Page 1 of 1

Is it bad practice to handle all requests via index.php?

Posted: Tue Feb 05, 2008 7:22 pm
by sheepy
This is my first post, so before we begin, it might be polite to introduce myself! My name is Luke and I have been a working as web developer for nearly 2 years full-time. I am self taught and have been learning various programming languages for several years. I mostly develop websites with bespoke content management systems and/or e-commerce facilities.
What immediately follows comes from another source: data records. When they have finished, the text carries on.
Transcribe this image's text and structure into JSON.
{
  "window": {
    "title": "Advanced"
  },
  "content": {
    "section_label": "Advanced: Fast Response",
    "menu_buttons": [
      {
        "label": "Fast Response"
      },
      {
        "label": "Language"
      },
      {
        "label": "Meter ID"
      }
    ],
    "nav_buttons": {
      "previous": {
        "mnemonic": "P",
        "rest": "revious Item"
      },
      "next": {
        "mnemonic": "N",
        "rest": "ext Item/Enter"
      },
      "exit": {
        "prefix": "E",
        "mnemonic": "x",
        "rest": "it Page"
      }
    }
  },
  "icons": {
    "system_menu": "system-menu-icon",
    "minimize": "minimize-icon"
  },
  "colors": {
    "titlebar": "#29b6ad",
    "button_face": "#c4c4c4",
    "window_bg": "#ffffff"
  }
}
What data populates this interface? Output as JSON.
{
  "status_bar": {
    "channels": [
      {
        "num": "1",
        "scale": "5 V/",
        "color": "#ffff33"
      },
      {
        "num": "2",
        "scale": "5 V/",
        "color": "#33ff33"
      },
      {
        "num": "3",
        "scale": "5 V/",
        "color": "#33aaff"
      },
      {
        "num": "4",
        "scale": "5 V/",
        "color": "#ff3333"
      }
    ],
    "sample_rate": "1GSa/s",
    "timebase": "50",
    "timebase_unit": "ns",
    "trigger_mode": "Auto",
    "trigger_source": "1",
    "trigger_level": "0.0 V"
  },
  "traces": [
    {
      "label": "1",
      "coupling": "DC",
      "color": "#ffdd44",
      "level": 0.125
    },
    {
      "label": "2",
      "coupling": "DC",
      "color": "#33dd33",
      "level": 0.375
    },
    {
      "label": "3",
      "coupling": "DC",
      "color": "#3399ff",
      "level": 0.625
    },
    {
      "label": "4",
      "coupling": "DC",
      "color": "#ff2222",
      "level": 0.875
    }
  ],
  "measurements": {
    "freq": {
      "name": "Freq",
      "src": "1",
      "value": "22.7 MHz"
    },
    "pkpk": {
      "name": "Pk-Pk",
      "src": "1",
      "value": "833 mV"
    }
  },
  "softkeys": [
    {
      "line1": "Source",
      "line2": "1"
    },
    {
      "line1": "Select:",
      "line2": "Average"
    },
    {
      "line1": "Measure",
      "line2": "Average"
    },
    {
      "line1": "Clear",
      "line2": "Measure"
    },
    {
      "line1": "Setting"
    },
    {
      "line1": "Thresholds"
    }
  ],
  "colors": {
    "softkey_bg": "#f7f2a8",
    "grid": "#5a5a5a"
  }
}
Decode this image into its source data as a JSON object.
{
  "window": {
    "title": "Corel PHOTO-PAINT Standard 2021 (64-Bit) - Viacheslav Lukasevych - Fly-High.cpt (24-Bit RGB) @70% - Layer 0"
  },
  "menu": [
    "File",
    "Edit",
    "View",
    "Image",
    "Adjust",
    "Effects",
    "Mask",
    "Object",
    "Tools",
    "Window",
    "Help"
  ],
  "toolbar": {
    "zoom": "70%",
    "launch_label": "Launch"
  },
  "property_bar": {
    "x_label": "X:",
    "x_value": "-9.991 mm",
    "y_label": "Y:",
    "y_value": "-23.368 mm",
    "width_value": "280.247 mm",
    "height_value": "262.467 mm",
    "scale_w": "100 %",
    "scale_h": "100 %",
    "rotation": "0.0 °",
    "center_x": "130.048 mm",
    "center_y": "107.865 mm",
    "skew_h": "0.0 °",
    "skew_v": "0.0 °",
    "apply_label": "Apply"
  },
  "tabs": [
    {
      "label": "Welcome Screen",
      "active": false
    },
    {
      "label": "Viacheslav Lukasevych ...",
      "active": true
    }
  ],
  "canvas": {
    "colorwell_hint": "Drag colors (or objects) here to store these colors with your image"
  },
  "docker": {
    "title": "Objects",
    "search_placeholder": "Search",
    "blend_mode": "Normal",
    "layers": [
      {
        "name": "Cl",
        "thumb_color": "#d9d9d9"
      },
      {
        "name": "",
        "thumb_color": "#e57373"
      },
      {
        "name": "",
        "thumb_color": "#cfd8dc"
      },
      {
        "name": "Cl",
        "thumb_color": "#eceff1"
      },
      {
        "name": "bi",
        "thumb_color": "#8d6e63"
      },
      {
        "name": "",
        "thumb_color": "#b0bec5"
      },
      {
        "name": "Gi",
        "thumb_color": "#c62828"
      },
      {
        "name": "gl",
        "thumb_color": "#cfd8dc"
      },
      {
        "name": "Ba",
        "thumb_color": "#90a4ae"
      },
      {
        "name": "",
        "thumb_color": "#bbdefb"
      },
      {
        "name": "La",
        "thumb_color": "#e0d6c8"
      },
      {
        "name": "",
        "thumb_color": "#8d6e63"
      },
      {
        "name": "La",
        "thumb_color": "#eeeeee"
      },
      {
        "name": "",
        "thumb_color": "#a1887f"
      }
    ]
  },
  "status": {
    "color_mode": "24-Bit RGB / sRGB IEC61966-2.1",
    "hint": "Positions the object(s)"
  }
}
Because these websites are large applications dealing with varied requests with a number of functions, the design pattern I have adopted is as follows. I have an index.php in the root that handles all of the requests, and I use .htaccess to make se friendly urls using mod_rewrite. This index.php file receives and sanitizes all $_GET['variables'], it then includes a settings file that includes all the default variables, and includes an includes file that includes all the php files for the functions the website uses. It then handles the request to send to the appropriate function for processing, then generates the HTML. In summary:

Start -> Receive Request -> Sanitize Request -> Load Settings -> Include Functions -> Handle Request -> Send to appropriate Function for Processing -> Generate HTML -> End

Now then, I am concerned this approach is not efficient on server resources, thus will not scale well if the application were to be used by a lot of users. If I am correct, could someone please suggest a better design pattern to approach my work with. Thank you for your time. :)

Re: Is it bad practice to handle all requests via index.php?

Posted: Tue Feb 05, 2008 7:59 pm
by Chris Corbyn
Sounds like you've got it all put together beautifully to me. Having one common entry point (i.e. index.php) is a common (and good) practise. Have a read around on the FrontController pattern :) I'm glad your flow explicitly generates HTML at the end too, and doesn't just imply that PHP code is a mish-mash of HTML and PHP ;)

EDIT | And just to bring something up about "scaling well". I agree that such a design can potentially use more memory per page request... but it will scale horizontally far more gracefully than a load of separate files :)

Re: Is it bad practice to handle all requests via index.php?

Posted: Tue Feb 05, 2008 8:02 pm
by Christopher
Look into the Front Controller and related Action Controller, which modularizes you 'Functions' into loadable classes using the Command pattern. You are on the right path!

Re: Is it bad practice to handle all requests via index.php?

Posted: Tue Feb 05, 2008 9:58 pm
by Kieran Huggins
I'm sort of a proponent of the return value of the "action" just being sent directly to the browser. Inside a try / catch block of course. Makes things like encoding an array to JSON (i.e. for an ajax request) is simply a matter of calling json_encode() and being done with it. Also simplifies the logic considerably, IMO.

You may also want to look into using a "route mapper" rather than passing "controller" and "action" to every request.

Keep going - you sound like you have a great start!

Re: Is it bad practice to handle all requests via index.php?

Posted: Wed Feb 06, 2008 3:04 am
by sheepy
cheers for the replies guys, I suppose to combat the potential problem regarding server resources I could re-arrange my pattern to this:

Start -> Receive Request -> Sanitize Request -> Load Settings -> Handle Request -> Include Only the Functions Required for this Particular Request -> Send to appropriate Function for Processing -> Generate HTML -> End

Re: Is it bad practice to handle all requests via index.php?

Posted: Wed Feb 06, 2008 3:15 am
by Chris Corbyn
How about:

Handle Request -> Send to appropriate Function for Processing -> Generate HTML

As in, let the "function for processing" load in its dependencies.

Re: Is it bad practice to handle all requests via index.php?

Posted: Wed Feb 06, 2008 3:22 am
by sheepy
Chris Corbyn wrote:How about:

Handle Request -> Send to appropriate Function for Processing -> Generate HTML

As in, let the "function for processing" load in its dependencies.
That sounds better, pretty much what I was trying to say! :)

Re: Is it bad practice to handle all requests via index.php?

Posted: Wed Feb 06, 2008 4:37 am
by Mordred
Depending on what you call "sanitize $_GET variables" you may have a security problem or dataflow bugs. Data cannot be made "clean" or "secure" without knowing its purpose first. So either some of the subsystems receive potentially bad input, or they receive "secure" but wrong input (i.e. additional slashes in HTML output). Also, the other superglobals ($_POST, etc) need processing as well. Post a sample or explain more what you do.